C'est une compétence distincte de la connaissance de la doctrine, et elle s'entraîne. L'outil le moins cher pour l'entraîner est un jeu de décision tactique — un TDG. Une situation, un problème difficile, une horloge courte et un ordre que vous devez énoncer à voix haute. Pas de terrain, pas de troupe, pas de serveur, pas de budget de tir réel. Une image et vingt minutes.
Ce qu'est réellement un TDG
Un TDG n'est ni un questionnaire ni un scénario au sens du wargame. Il comporte quatre parties, et en retirer une seule le ramène à l'état de discussion de comptoir.
- Un rôle. On vous dit exactement qui vous êtes et ce que vous commandez. Pas « le chef » — vous êtes le chef de l'escouade Alpha, votre chef de section est hors de combat, une équipe mitrailleuse vous est rattachée.

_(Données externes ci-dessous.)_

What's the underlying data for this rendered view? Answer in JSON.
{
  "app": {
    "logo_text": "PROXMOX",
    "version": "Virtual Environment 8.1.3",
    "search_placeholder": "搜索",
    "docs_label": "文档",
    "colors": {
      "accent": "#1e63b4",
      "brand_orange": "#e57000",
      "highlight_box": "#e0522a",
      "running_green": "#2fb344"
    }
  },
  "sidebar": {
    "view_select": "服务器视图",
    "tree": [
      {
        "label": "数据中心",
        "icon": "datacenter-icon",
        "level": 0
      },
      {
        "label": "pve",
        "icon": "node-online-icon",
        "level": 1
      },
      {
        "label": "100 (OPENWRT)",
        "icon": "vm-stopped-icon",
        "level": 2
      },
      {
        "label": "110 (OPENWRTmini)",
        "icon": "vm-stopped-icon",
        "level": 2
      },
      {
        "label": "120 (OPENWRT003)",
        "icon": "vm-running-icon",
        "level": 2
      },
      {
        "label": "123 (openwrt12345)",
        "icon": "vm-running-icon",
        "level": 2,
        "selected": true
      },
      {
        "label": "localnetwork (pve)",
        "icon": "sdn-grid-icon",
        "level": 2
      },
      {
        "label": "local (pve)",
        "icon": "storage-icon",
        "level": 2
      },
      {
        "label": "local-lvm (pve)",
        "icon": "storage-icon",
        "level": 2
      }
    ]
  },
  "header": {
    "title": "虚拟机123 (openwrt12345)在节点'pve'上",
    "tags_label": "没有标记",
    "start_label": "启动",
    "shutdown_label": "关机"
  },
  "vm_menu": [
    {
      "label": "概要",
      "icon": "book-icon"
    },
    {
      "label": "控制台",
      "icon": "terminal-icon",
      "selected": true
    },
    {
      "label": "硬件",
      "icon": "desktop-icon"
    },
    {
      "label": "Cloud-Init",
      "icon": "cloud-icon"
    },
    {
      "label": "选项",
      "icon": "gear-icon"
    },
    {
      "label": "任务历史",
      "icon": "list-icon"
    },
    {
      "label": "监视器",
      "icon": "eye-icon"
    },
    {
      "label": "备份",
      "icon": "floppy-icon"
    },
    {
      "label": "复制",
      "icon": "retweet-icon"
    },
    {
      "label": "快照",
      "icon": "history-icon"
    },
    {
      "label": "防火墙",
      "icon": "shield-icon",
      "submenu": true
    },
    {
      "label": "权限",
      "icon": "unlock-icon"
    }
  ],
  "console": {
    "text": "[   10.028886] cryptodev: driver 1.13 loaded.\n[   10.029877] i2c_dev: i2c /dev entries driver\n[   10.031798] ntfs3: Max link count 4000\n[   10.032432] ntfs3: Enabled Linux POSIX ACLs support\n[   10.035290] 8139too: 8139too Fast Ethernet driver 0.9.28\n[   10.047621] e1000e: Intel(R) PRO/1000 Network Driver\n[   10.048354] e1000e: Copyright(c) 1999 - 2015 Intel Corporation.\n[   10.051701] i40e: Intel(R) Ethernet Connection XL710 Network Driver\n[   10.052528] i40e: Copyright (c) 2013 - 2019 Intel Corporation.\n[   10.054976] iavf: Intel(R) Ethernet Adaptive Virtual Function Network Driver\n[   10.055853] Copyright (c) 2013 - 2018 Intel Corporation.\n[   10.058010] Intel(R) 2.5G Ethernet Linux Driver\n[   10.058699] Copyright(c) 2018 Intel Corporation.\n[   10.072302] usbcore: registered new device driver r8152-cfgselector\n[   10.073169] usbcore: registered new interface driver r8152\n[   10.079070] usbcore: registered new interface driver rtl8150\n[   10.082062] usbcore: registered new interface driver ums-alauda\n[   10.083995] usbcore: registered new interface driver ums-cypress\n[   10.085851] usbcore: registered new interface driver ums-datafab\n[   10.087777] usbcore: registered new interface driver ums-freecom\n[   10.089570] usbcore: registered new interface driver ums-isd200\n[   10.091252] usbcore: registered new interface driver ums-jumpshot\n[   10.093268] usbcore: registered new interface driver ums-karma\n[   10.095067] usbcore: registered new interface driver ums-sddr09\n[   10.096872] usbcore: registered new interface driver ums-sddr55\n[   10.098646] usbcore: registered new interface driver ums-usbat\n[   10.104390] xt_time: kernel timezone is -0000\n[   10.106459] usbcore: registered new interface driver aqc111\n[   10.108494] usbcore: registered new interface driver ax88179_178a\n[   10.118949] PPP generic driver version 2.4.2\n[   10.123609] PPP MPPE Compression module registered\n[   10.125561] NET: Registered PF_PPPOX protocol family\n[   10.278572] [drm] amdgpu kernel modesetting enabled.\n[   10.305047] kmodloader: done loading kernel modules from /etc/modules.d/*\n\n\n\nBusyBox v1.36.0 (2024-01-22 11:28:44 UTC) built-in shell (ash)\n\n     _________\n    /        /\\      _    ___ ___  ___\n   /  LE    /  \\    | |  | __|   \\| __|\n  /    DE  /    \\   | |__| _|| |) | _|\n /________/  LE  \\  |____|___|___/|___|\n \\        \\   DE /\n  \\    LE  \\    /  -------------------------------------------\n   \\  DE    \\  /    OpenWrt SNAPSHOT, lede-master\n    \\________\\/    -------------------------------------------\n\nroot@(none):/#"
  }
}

- Une situation, exposée une seule fois. De quoi agir, délibérément moins que ce que vous voudriez. Ce que fait l'ennemi est en partie inconnu, parce qu'il l'est toujours.
- Une horloge. En général cinq minutes pour un problème au niveau escouade. L'horloge n'est pas un ornement : elle est toute la condition expérimentale. Avec une heure, tout le monde produit une bonne réponse et n'apprend rien.
- Une exigence. Le plus souvent : donnez l'ordre fragmentaire (FRAGO) que vous adresseriez à vos chefs d'équipe, esquissez votre calque et exposez votre raisonnement.
Et une chose qu'il n'a délibérément pas : une solution imprimée. Il n'y a pas de corrigé, parce que le but n'est pas d'avoir raison. Le but est d'être rapide, d'être clair et de savoir dire pourquoi.
D'où ils viennent
Le format n'est ni neuf ni improvisé. C'est une version comprimée de la méthode applicative prussienne : enseigner en faisant appliquer la doctrine à une situation concrète plutôt qu'en la faisant réciter.
Helmuth von Moltke, chef de l'état-major général prussien de 1857 à 1888, soumettait à ses officiers ce qu'il appelait des taktische Aufgaben, des devoirs tactiques. La construction mérite d'être relevée, car c'est exactement ce que publie ce site : des unités fictives posées sur du terrain réel. Le recueil parut en 1892 sous le titre Moltkes taktische Aufgaben aus den Jahren 1858 bis 1882, traduit deux ans plus tard sous le titre Moltke's Tactical Problems. Julius von Verdy du Vernois a donné son nom à la méthode dans le titre de ses Kriegsgeschichtliche Studien nach der applikatorischen Methode de 1876, qui reprenaient des batailles réelles — Custozza, 1866 — et les rejouaient avec d'autres formations pour voir ce que le terrain aurait permis d'autre.
Verdy est aussi celui qui a ouvert le Kriegsspiel en deux. Le jeu de guerre prussien avait accumulé des dés, des tables de pertes et un règlement assez épais pour exiger un spécialiste ; sa contribution fut de tout jeter et de confier l'arbitrage à un arbitre, qui tranchait sur le camp où se trouvait l'avantage tactique. C'est la décision que toute la tradition reprend à chaque époque : la valeur est dans l'expérience de décider, pas dans la fidélité du modèle ni dans le fait de savoir qui gagne.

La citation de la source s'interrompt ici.